Growth Hormone, Acromegaly, and Heart Failure: An Intricate Triangulation

Luigi Saccà, Raffaele Napoli, Antonio Cittadini


Clin Endocrinol. 2003;59(6) 

In This Article

Myocardial Mechano-Energetics

From a mechano-energetic point of view, heart failure is characterized by depression of intrinsic contractility and a major defect in the energy store system, consisting of depletion of phosphocreatine and reduced creatine kinase activity. Consequently, the transfer rate of high-energy phosphates between adenosine triphosphate (ATP) and phosphocreatine is attenuated (Ingwall, 1993). Additional mechano-energetic defects that occur in heart failure include: (i) calcium transients are slowed and intracellular diastolic calcium is elevated in failing cardiomyocytes and this accounts for the impaired contractility and relaxation (Gwathmey et al., 1987); (ii) myocardial efficiency, i.e. the ratio of cardiac work to oxygen consumption, is reduced (Laine et al., 1999); and (iii) the oxygen cost of contractility, which indicates the amount of energy needed for calcium handling, is increased (Hayashi et al., 1996). The mechanisms responsible for these abnormalities include elevated wall stress, sympathetic overactivity and impaired sarcoplasmic reticulum function, consequent to reduced expression of the specific Ca2+-ATPase pump (SERCA2; Gwathmey et al., 1987; Beuckelmann et al., 1992) and decreased density of ryanodine receptors (Naudin et al., 1991).

The effects of GH on myocardial energetics have been assessed in rats with GH-producing tumours - a model of relatively short-term GH excess. In this model, the force of contraction of the isolated papillary muscle or isolated myocardial fibres is increased. This occurs despite the fact that GH causes myosin heavy chain to shift towards the V3 isoform, which has lower ATPase activity than the usually prevalent V1 isoform (Timsit et al., 1990; Mayoux et al., 1993). This finding has been interpreted as an effect of GH to enhance the mechanical efficiency of the contractile apparatus. Accordingly, in isolated heart preparations, IGF-I enhances myocardial contractility without inducing changes in intracellular ATP content and high-energy phosphates (Cittadini et al., 1998).

The effects of long-term GH elevation on myocardial energetics have been assessed in transgenic mice overexpressing bovine GH (Bollano et al., 2000). When studied at the age of 8 months, these animals showed marked LV hypertrophy of the eccentric kind, similar to that occurring in advanced acromegaly. The LV remodelling was associated with marked depression of the indices of systolic function. Interestingly, the creatine phosphate/ATP ratio was decreased and associated with ultrastructural alterations of the cardiomyocyte mitochondria. These data are seemingly at variance with the reported improved energetic status in rats bearing GH-producing tumours (Timsit et al., 1990; Mayoux et al., 1993). However, there is a fundamental difference between the two models that may explain the discrepant results. Transgenic mice were studied when they were aged and after much longer exposure of the heart to high GH levels as compared with rats with GH-secreting tumours.

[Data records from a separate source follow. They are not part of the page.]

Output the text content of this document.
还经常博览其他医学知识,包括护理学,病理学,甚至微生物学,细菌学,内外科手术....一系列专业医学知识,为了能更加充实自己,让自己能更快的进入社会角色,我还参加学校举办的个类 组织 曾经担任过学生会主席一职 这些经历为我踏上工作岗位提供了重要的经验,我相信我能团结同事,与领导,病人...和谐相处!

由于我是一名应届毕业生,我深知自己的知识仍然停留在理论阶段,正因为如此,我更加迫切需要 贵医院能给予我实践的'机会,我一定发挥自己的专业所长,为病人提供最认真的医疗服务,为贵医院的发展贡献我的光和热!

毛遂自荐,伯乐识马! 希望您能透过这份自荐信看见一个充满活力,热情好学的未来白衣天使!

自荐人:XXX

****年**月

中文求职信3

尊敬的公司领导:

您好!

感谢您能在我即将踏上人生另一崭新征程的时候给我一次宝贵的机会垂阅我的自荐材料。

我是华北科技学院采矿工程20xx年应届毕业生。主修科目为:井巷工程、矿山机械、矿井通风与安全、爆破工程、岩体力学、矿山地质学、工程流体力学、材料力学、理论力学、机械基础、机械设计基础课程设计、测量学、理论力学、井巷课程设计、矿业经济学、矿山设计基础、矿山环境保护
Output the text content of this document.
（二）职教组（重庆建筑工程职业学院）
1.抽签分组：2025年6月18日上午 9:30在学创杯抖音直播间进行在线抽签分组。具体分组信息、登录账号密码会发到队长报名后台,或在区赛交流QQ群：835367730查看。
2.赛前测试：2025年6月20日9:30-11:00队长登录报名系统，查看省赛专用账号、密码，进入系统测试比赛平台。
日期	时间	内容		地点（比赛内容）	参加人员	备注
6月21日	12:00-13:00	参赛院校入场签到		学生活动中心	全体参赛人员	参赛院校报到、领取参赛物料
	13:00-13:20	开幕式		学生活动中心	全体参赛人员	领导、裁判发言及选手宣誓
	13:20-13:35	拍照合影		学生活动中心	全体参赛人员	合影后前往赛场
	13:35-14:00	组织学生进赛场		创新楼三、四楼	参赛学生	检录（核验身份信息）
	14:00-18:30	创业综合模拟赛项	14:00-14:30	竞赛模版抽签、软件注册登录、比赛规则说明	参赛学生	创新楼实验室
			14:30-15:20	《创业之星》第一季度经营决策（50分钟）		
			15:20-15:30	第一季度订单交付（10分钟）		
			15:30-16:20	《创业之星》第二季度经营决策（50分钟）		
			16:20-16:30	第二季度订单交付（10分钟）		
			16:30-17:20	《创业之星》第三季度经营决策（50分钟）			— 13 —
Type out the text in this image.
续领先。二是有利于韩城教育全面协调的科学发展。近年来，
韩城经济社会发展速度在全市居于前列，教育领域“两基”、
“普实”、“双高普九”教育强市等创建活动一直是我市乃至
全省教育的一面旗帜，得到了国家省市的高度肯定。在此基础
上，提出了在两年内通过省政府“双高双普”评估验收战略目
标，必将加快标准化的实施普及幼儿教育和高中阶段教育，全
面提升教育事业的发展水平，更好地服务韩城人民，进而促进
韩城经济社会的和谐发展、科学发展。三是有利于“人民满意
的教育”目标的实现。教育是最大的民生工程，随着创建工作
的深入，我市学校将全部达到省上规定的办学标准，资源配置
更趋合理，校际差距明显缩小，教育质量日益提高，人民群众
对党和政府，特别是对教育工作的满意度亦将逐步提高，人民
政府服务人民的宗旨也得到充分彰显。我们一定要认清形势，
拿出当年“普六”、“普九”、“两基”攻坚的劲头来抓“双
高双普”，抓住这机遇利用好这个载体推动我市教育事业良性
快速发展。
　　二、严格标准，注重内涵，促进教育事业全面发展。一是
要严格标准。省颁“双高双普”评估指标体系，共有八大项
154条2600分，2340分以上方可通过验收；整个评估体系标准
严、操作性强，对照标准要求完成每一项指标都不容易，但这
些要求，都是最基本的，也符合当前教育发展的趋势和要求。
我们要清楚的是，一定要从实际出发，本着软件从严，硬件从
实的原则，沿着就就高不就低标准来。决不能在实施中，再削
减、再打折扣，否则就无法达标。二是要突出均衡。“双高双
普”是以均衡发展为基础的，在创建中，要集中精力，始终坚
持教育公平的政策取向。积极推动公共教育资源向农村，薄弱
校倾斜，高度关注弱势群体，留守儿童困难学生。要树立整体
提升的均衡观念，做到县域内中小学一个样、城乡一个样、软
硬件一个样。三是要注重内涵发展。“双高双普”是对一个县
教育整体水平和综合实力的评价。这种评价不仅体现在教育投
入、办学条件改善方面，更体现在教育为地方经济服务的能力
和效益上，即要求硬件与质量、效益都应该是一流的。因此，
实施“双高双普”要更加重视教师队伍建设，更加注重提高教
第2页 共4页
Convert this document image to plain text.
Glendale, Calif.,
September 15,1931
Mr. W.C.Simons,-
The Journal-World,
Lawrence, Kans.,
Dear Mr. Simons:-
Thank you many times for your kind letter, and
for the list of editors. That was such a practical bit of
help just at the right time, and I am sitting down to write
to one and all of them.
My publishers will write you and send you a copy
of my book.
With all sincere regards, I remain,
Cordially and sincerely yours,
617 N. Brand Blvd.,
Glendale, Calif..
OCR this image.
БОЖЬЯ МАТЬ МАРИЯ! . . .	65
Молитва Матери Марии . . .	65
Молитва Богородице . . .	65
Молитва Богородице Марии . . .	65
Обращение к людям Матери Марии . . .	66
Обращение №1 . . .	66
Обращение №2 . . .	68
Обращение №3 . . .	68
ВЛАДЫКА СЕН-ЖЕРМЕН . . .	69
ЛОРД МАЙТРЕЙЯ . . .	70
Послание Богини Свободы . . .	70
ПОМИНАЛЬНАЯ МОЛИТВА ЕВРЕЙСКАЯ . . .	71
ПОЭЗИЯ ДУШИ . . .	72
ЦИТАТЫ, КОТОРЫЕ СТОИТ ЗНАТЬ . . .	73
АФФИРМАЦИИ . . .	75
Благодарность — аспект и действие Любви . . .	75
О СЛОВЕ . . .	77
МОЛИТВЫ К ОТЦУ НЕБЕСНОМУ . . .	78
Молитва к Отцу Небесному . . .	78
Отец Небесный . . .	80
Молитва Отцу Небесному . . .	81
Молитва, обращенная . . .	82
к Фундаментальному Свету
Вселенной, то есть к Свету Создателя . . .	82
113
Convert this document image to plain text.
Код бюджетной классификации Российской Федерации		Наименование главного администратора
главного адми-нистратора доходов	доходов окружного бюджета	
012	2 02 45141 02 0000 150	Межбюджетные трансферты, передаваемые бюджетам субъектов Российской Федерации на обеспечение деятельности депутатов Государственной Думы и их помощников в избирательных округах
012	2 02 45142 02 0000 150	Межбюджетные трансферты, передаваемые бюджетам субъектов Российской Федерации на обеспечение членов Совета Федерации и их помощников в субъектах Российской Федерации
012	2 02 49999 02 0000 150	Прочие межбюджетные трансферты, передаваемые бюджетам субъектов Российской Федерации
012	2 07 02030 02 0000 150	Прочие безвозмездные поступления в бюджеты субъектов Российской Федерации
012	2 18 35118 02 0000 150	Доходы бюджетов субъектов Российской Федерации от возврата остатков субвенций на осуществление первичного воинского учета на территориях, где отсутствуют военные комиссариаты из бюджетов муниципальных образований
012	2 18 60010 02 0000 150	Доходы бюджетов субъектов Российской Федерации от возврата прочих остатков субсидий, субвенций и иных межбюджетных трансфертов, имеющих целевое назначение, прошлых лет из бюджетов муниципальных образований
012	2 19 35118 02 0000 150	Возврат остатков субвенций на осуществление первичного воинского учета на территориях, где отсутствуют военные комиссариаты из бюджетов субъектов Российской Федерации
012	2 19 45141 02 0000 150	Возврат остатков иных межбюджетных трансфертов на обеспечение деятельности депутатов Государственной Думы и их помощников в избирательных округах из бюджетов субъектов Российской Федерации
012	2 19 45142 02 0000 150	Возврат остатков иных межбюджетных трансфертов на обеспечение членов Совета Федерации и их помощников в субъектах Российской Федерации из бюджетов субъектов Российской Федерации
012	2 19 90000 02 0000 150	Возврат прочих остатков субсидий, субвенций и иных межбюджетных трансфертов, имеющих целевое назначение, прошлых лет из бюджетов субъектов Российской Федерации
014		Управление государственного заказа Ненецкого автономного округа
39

The reduction of wall stress caused by GH should be associated with lowered oxygen consumption by the myocardium. In an uncontrolled study of patients with heart failure treated with GH, myocardial oxygen consumption on effort was indeed reduced after GH treatment (Fazio et al., 1996). In a recent study, treatment of infarcted rats with GH improved the cardiac energy status, as shown by normalization of the phosphocreatine/ATP ratio. This observation is particularly relevant in view of the fact that an altered phosphocreatine/ATP ratio is a predictor of mortality in patients with heart failure (Neubauer et al., 1997).

Taken together, the data support the concept that, in the short term, GH and IGF-I activate an energy-saving programme, mediated by myosin shift towards the V3 isoform, improved calcium handling and reduced oxygen demand ( Table 3 ). Although GH reduces energy output, it favours the conversion of metabolic energy to external work and enhances the intrinsic ability of the myofilament to develop force. This results in improvement of LV mechanical performance. In heart failure, myocardial energy output is similarly reduced. However, the altered energy status is associated with abnormal calcium handling by the sarcoplasmic reticulum and seriously depressed intrinsic contractility. Ultimately, these events concur to make heart performance deteriorate.